As the Bee puts it, “Here’s the number of people who are putting rape and harassment and bad dates in one bucket: literally nobody is saying they’re the same!”
“What many fail to understand is that it doesn’t have to be rape to ruin your life, and it doesn’t have to ruin your life to be worth speaking out about,” Bee added. “Any kind of sexual harassment or coercion is unacceptable. So what the fuck are women supposed to do to protect ourselves? If we go public with a story, we’re petty crybabies hellbent on destroying men’s careers. If we write a secret list to protect each other, we’re gossipy shrews telling lies in the shadows. What men literally cannot understand is, this isn’t about them!”
Then, of course, she brought up Aziz Ansari, since he is someone who has been considered an “ally” and the fact that his reported incident is endemic of something problematic but different from the extreme cases of rape and sexual harassment. Hell, even last night working on the piece I had to be reminded by Teresa that sexual assault doesn’t just mean rape.
The ending of Bee’s monologue is perfect, not only because it perfectly illustrates what is so frustrating about all the backlash happening right now. Women have been trying to talk about their experiences in a climate that finally seemed to be giving them a space to be heard and believed. But as soon as that became “difficult,” we now have to worry if women are being treated like “snowflakes.”
Yet at the same time, we are being told that “men are not mind readers” and that we can’t expect men to pick up on non-verbal cues. Even worse, on shows like The View, we are still sharing the idea that if you go to a man’s house, he is expecting sex and women need to be prepared for sex. If the problem is that we are infantilizing women, why are we treating men like they have zero self-control or sexual intelligence? Why are we treating men like babies?

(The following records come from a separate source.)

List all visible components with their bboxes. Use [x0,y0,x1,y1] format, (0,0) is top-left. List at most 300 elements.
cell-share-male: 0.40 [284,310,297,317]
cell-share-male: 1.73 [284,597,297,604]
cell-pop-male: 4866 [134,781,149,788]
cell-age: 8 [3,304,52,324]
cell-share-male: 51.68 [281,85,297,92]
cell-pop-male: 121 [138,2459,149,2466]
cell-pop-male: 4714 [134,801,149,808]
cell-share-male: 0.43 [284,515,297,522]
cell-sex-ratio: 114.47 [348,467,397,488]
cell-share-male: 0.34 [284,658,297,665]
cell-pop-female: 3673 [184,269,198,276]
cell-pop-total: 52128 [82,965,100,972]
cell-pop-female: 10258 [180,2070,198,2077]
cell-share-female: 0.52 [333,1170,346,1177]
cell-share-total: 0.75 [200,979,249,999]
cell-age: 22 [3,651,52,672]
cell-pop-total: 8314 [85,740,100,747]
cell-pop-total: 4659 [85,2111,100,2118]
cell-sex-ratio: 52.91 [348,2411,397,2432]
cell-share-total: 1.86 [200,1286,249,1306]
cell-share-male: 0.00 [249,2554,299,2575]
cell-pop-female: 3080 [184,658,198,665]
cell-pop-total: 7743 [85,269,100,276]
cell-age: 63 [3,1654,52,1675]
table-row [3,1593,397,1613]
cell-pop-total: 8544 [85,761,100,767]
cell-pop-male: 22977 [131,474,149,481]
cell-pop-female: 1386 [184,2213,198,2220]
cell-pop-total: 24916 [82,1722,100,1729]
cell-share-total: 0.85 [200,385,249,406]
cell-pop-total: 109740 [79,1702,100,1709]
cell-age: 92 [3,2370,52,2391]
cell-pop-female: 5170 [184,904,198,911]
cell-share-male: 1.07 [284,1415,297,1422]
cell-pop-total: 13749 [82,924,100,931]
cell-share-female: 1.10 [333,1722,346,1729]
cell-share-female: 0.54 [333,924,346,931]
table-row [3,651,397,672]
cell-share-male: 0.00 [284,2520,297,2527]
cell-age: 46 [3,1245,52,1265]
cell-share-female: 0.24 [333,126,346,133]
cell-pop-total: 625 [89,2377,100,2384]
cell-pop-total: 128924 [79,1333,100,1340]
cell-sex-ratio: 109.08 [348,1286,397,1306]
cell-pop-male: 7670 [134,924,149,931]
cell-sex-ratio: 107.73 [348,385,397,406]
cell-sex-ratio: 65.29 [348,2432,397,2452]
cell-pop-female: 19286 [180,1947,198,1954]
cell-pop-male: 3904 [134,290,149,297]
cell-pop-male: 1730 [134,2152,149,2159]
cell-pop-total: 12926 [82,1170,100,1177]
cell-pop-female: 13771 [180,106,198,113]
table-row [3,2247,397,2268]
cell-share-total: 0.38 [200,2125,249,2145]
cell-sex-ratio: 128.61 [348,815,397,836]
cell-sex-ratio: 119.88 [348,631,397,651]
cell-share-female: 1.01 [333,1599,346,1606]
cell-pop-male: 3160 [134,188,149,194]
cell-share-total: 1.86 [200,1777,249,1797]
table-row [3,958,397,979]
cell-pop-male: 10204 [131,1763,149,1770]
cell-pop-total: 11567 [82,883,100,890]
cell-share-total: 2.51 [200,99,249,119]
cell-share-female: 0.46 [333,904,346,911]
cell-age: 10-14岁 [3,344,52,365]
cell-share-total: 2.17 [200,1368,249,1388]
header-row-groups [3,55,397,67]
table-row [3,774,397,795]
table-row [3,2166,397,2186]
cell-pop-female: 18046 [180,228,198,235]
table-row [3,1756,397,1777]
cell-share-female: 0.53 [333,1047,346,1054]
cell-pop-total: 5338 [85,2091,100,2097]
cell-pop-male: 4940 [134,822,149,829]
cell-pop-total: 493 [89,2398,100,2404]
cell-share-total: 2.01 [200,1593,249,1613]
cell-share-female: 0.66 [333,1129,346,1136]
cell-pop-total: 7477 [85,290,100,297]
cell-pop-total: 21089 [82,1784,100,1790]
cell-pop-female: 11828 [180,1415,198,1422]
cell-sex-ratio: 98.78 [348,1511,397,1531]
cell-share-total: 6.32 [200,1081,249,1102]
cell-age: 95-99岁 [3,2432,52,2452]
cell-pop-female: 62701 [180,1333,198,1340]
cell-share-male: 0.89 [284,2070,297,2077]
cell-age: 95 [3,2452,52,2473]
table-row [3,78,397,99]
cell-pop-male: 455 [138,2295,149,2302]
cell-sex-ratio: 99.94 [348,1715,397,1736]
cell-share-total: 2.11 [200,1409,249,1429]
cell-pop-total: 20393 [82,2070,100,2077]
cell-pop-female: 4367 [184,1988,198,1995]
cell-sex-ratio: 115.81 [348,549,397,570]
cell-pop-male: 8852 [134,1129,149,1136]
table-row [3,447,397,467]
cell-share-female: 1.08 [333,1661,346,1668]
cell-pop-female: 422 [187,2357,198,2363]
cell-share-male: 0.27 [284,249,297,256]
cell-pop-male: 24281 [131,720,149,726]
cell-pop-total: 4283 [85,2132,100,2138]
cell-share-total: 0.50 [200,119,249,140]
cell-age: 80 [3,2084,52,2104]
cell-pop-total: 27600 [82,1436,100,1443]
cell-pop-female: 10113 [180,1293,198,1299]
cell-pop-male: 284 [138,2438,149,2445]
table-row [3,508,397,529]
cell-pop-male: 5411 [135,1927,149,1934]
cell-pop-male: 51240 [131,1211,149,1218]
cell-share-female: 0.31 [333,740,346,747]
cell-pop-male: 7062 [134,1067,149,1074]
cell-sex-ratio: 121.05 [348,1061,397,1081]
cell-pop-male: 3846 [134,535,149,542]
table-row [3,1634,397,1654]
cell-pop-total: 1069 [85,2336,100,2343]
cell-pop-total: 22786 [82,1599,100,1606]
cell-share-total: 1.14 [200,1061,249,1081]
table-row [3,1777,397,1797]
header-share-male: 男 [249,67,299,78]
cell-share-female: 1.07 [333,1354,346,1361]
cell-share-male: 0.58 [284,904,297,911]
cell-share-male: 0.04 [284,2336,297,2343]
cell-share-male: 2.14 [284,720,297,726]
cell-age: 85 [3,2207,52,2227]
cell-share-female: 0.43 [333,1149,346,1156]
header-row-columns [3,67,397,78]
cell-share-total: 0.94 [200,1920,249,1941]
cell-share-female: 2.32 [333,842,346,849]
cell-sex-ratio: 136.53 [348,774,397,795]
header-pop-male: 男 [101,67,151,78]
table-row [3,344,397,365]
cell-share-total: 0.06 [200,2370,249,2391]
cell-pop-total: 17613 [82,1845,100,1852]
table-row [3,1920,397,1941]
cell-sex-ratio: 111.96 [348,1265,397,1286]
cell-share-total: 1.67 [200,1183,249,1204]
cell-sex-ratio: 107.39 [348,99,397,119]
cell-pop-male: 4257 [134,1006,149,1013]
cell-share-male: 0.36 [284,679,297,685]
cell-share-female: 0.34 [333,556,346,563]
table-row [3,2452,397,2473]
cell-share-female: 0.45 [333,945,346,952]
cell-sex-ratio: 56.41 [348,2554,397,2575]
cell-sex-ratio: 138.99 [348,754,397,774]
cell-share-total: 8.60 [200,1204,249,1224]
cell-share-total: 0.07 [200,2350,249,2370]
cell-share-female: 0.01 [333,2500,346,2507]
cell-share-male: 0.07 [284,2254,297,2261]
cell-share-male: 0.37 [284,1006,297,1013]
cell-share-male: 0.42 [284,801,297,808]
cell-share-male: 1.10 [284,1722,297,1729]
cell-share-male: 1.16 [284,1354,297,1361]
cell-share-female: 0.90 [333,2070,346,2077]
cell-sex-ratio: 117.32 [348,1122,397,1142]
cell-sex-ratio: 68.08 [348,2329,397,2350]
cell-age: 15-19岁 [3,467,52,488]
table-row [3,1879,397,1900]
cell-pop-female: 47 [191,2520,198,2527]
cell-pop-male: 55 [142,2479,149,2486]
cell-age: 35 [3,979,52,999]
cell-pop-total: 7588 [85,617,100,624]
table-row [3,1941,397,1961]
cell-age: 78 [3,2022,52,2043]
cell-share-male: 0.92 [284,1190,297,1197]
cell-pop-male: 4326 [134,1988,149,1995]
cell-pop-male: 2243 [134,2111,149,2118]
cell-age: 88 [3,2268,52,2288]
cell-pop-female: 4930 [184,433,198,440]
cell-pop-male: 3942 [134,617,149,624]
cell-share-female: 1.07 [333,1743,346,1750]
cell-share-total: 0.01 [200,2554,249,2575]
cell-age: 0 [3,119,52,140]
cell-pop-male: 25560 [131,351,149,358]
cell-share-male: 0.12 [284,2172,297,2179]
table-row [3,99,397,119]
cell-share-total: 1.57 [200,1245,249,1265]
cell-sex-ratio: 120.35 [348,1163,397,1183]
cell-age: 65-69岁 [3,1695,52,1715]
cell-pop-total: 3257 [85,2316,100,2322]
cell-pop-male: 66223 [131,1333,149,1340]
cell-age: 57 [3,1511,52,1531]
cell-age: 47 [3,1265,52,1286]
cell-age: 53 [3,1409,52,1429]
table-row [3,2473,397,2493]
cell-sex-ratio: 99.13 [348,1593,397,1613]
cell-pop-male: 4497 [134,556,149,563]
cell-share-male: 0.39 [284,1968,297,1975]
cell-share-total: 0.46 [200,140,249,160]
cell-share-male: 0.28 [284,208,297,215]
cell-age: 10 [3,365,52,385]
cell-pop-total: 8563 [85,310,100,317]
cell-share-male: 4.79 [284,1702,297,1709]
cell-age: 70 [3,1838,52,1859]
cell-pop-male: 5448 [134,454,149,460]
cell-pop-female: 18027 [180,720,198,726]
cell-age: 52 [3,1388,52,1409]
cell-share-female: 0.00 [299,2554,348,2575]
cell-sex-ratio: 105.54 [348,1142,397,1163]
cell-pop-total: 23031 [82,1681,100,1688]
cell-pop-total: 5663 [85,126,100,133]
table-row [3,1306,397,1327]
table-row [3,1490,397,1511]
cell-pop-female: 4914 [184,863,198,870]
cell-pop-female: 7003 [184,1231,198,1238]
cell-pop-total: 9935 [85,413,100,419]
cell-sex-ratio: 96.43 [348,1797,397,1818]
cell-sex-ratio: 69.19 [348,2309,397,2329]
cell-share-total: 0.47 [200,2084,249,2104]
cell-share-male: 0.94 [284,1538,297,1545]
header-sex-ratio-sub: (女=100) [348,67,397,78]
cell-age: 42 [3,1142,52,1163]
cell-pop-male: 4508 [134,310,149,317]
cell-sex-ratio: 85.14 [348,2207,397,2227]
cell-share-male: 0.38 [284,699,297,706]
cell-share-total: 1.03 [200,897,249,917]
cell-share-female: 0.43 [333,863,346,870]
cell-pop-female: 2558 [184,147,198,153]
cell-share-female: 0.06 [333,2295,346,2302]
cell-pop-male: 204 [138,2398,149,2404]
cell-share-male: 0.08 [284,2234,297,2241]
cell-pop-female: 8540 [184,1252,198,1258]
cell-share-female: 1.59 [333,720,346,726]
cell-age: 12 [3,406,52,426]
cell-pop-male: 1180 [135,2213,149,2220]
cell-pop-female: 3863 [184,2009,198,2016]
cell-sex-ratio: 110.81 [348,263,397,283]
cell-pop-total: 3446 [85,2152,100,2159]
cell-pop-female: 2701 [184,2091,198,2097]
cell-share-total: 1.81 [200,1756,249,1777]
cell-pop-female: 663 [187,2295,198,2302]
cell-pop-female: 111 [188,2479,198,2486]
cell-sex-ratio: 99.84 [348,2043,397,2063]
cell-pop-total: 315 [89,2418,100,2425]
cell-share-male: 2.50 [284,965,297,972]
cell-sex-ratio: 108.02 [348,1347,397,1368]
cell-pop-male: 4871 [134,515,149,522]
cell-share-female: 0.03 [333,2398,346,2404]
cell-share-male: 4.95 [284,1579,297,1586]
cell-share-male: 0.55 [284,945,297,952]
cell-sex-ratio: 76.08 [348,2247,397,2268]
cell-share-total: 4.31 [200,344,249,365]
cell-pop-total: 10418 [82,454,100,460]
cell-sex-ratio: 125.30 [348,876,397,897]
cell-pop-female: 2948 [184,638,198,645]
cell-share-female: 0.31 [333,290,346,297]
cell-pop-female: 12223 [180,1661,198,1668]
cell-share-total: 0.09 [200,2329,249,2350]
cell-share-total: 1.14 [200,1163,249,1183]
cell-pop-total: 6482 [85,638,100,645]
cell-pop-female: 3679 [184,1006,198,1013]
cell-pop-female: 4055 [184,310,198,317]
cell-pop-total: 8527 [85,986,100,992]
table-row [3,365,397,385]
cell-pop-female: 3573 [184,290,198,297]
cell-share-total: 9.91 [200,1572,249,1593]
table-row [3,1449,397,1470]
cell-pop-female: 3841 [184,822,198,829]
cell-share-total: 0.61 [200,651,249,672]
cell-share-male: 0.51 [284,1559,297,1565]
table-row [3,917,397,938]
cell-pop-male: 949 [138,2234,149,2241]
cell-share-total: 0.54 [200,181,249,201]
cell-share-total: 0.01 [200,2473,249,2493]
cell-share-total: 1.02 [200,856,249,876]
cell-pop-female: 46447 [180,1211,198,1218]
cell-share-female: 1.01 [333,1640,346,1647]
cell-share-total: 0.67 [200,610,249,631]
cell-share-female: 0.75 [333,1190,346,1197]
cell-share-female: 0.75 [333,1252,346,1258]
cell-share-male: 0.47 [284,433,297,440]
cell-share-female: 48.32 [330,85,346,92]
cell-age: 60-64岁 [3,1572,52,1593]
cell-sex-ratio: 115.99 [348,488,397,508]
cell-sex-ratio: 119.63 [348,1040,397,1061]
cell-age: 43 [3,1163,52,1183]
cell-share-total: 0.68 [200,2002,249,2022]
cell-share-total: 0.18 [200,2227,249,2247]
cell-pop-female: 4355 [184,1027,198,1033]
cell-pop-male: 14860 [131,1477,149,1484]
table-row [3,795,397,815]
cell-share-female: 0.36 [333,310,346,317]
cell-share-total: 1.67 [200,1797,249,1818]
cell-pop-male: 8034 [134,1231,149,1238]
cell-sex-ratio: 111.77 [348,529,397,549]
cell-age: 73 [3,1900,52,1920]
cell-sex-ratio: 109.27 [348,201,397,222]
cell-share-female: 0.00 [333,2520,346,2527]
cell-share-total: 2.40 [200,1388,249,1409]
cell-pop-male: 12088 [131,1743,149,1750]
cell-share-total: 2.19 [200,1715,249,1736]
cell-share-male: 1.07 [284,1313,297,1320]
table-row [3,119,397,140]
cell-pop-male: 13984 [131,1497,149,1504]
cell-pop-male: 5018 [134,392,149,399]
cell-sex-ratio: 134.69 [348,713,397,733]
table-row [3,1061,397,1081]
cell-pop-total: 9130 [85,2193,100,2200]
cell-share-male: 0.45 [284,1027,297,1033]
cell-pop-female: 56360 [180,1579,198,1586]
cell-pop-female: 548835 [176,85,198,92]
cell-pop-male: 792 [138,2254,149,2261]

Anyway, I’ll let the Bee take it from here:
“A lot of people are worried about Aziz’s career—which no one is trying to end, because again, we know the difference between a rapist, a workplace harasser, and an Aziz Ansari,” Bee said. “That doesn’t mean we have to be happy about any of them.”
“People like me had to wade through a sea of prehensile dicks to build the world we now enjoy,” Bee continued. “And part of enjoying that world is setting a higher standard for sex than just ‘not rape.’ And women get to talk about it if men don’t live up to those standards—especially if that man wrote a book about how to sex good. And if that seems harsh, I’m sorry. In fact, you know what? I’m sorry for a lot of things.”
“I’m sorry that anyone ever thought the contents of that list or any of the ways we protect ourselves from men were your goddamn business,” Bee said. “I’m sorry you thought you got to choose what experiences we can share, or how we react to the shitty ways we’ve been treated. And to men specifically, I’m sorry our request to be respected makes office culture a little less fun and flirty. And I’m sorry we tattled on that stuff you did on us, even when it was totally not rape. But listen: if you don’t want to tune into your partner’s feelings throughout sex, maybe you shouldn’t be fucking a person at all. May I suggest a coin purse, or a Ziploc bag full of grape jelly?
“If you say you’re a feminist, then fuck like a feminist. And if you don’t want to do that, take off your fucking pin, because we are not your accessories.”